Validating a File GeoDatabase Function

I recently created a bunch of data loading scripts that load data from some URL and copy it down local.  Nothing too special, but I noticed and interesting issue.  The file geodatabase (fgdb) would sometime randomly get corrupted and instead of the ArcGIS software seeing the fgdb as a database, it would see it as a folder in the ArcGIS software.  I create a little function to check the fgdb using the arcpy.Describe() to check the workspace ID and if it was a folder instead of a fgdb, I would erase and recreate the corrupted fgdb.  This seems to resolve the issue.
import os
import arcpy
from arcpy import env
def validate_fgdb(fgdb=env.scratchGDB):
    """
       Checks to see if the FGDB isn't corrupt.  If
       the FGDB is corrupt, it then erases the database
       and replaces it with a new FGDB of the same name.
       Input:
          fgdb - string - full path of the file geodatabase
       Output:
          Boolean
    """
    try:
        fgdb = str(fgdb)
        if os.path.isdir(fgdb) and \
           fgdb.lower().endswith(".gdb"):
            print 'workspace possible fgdb'
            desc = arcpy.Describe(fgdb)
            if hasattr(desc, "workspaceFactoryProgID") and \
               desc.workspaceFactoryProgID != "esriDataSourcesGDB.FileGDBWorkspaceFactory.1":
                shutil.rmtree(fgdb, ignore_errors=True)
                arcpy.CreateFileGDB_management(out_folder_path=os.path.dirname(fgdb),
                                               out_name=os.path.basename(fgdb))
                return True
            elif hasattr(desc, "workspaceFactoryProgID") and \
                 desc.workspaceFactoryProgID == "esriDataSourcesGDB.FileGDBWorkspaceFactory.1":
                return True
            else:
                return False

        elif os.path.isdir(fgdb) == False and \
             fgdb.lower().endswith(".gdb"):
            arcpy.CreateFileGDB_management(out_folder_path=os.path.dirname(fgdb),
                                           out_name=os.path.basename(fgdb))
            return True
        else:
            return False
    except:
        arcpy.AddError(arcpy.GetMessages(2))

Basically all it does is take a path to anything and sees if it 1 exists, 2, if it is a fgdb.
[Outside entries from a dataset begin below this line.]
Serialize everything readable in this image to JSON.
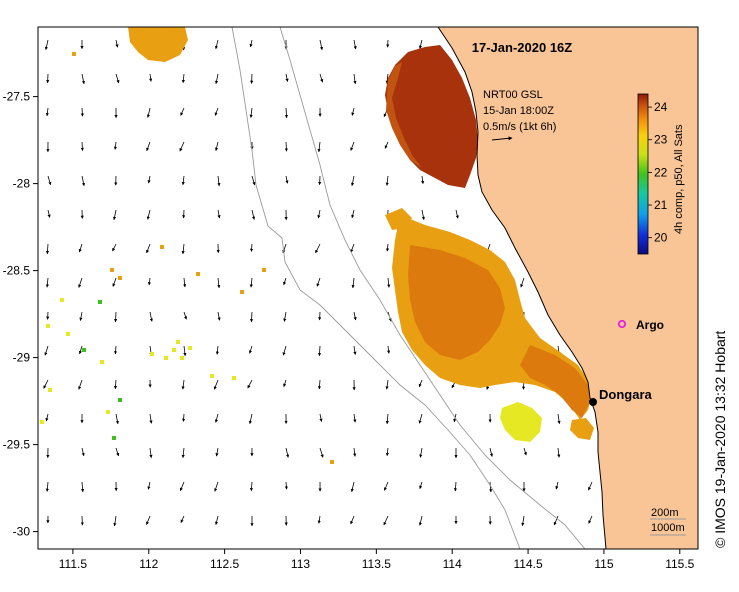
{
  "title": "17-Jan-2020 16Z",
  "current_vector_legend": {
    "line1": "NRT00 GSL",
    "line2": "15-Jan 18:00Z",
    "line3": "0.5m/s (1kt 6h)"
  },
  "colorbar": {
    "label": "4h comp, p50, All Sats",
    "ticks": [
      "24",
      "23",
      "22",
      "21",
      "20"
    ],
    "min": 19.5,
    "max": 24.4
  },
  "places": {
    "argo": "Argo",
    "dongara": "Dongara"
  },
  "depth_legend": {
    "line1": "200m",
    "line2": "1000m"
  },
  "credit": "© IMOS 19-Jan-2020 13:32 Hobart",
  "axes": {
    "x_ticks": [
      "111.5",
      "112",
      "112.5",
      "113",
      "113.5",
      "114",
      "114.5",
      "115",
      "115.5"
    ],
    "y_ticks": [
      "-27.5",
      "-28",
      "-28.5",
      "-29",
      "-29.5",
      "-30"
    ],
    "x_values": [
      111.5,
      112,
      112.5,
      113,
      113.5,
      114,
      114.5,
      115,
      115.5
    ],
    "y_values": [
      -27.5,
      -28,
      -28.5,
      -29,
      -29.5,
      -30
    ],
    "xlim": [
      111.27,
      115.62
    ],
    "ylim": [
      -30.1,
      -27.1
    ]
  },
  "colors": {
    "land": "#f9c597",
    "sst_warm": "#a7320c",
    "sst_mid": "#dd7a0e",
    "sst_cool": "#f5c20e",
    "sst_cold": "#e5e822",
    "argo": "#e024e0"
  }
}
I did add some additional benefits. If the path ends in ".fgdb" but does not exists, it will create the fgdb.

I have a bunch of theories on why the fgdb gets corrupted, but the leading offender is erasing tables from the fgdb causes something to get hosed in the database.  Table overwrites tend to cause this issue to happen as well.  .


Anyway enjoy and hopefully you can not eliminate this issue with your scheduled tasks or services.